Why you need a KILLER Login and User-Onboarding flow
Some 13.7 Million years ago, there was a colossal Big Bang, which created our universe, and is the reason we’re all here today. In a trend not all that different, and with 246 million registered Domains as of 2012, the internet footprint has exploded in recent years, and it’s showing no signs of slowing down.
With the white-hot battle for eyeballs and companies / websites vying for our attention, it’s not hard to understand why our attention spans have shortened in recent years, to the point where user loyalty is at an all-time low and on the verge of extinction.
As entrepreneurs and product designers, it is therefore critical to focus on our users more so than ever, especially during that early acquisition and onboarding flow, to guide our first-time user through the experience, ask for information we want from them, and show them features and functionality that they need to get accustomed to, so that they may find our product or service useful and (hopefully) come back a second time.
In that vein, and in order to design our login experience and onboarding flow to be as effective as possible, we need to keep asking ourselves questions like:
- How can we make login as quick and painless as possible (ideally a 1-click experience)?
- Does Facebook Connect / Sign in make sense?
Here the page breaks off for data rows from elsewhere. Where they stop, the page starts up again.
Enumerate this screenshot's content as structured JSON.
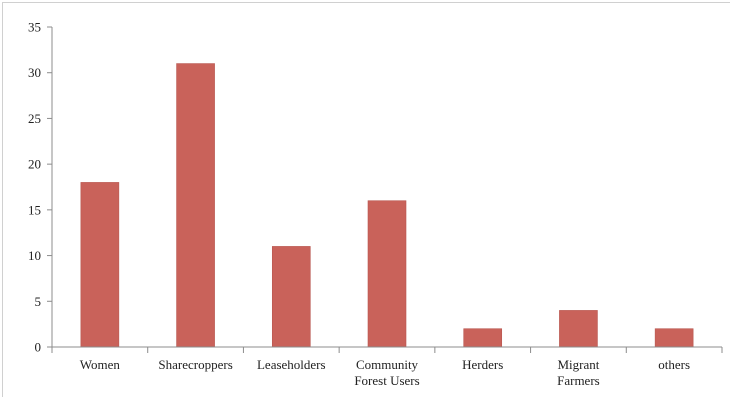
{
  "chart_data": {
    "type": "bar",
    "title": "",
    "xlabel": "",
    "ylabel": "",
    "categories": [
      [
        "Women"
      ],
      [
        "Sharecroppers"
      ],
      [
        "Leaseholders"
      ],
      [
        "Community",
        "Forest Users"
      ],
      [
        "Herders"
      ],
      [
        "Migrant",
        "Farmers"
      ],
      [
        "others"
      ]
    ],
    "values": [
      18,
      31,
      11,
      16,
      2,
      4,
      2
    ],
    "ylim": [
      0,
      35
    ],
    "yticks": [
      0,
      5,
      10,
      15,
      20,
      25,
      30,
      35
    ],
    "grid": false,
    "legend": "none",
    "bar_color": "#C9625A"
  }
}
How can we make the user login / signup using Facebook (instead of email)? The obvious advantages here being convenience, one-click signups, social integration and access to rich social data that we’d otherwise have to ask the user for.
- What does the user need to know when he logs in the first time?
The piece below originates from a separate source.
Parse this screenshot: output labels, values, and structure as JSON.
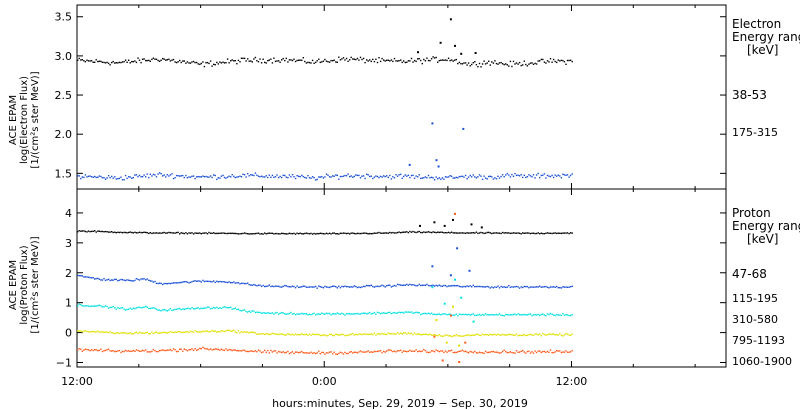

- What information do we want the user to answer?
- What information do we want from the user via other means (facebook connect, etc)?
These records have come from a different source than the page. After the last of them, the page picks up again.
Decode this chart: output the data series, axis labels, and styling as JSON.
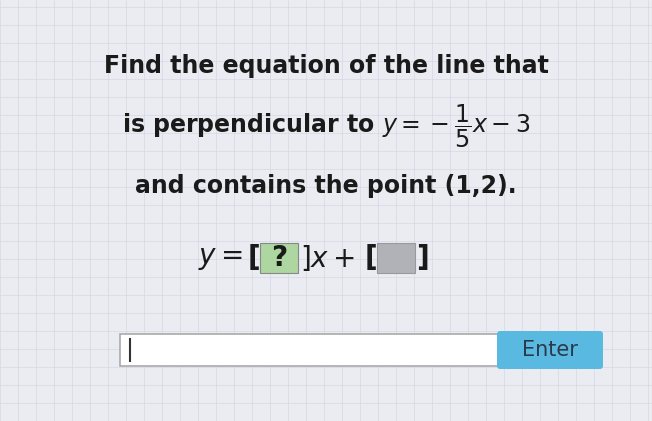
{
  "background_color": "#eaecf2",
  "grid_color": "#d5d8e4",
  "text_color": "#1a1a1a",
  "box_green_color": "#aed6a0",
  "box_gray_color": "#b0b2b8",
  "enter_button_color": "#5ab9e0",
  "enter_text_color": "#2a3a4a",
  "enter_text": "Enter",
  "font_size_main": 17,
  "font_size_answer": 20,
  "font_size_enter": 15,
  "line1_text": "Find the equation of the line that",
  "line3_text": "and contains the point (1,2).",
  "figwidth": 6.52,
  "figheight": 4.21,
  "dpi": 100
}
- What features and functionality do we want to show the user (like a tutorial that is shown by default for the first time, but can be manually invoked again at a later stage)
- How do we motivate users to become ACTIVE contributors (instead of passive readers and content consumers)?
- How can we add a certain degree of randomness / unpredictability to that first login / onboarding experience? (we tend to dismiss the boring and unpredictable but pay attention to things that we’re not expecting)
- How can we motivate and incentivize the user to come back?
The login and onboarding process should be a key piece to the success of our product and user experience. It’s our one chance to create a (strong) lasting impression. Without it, the rest of the features we build simply will not matter.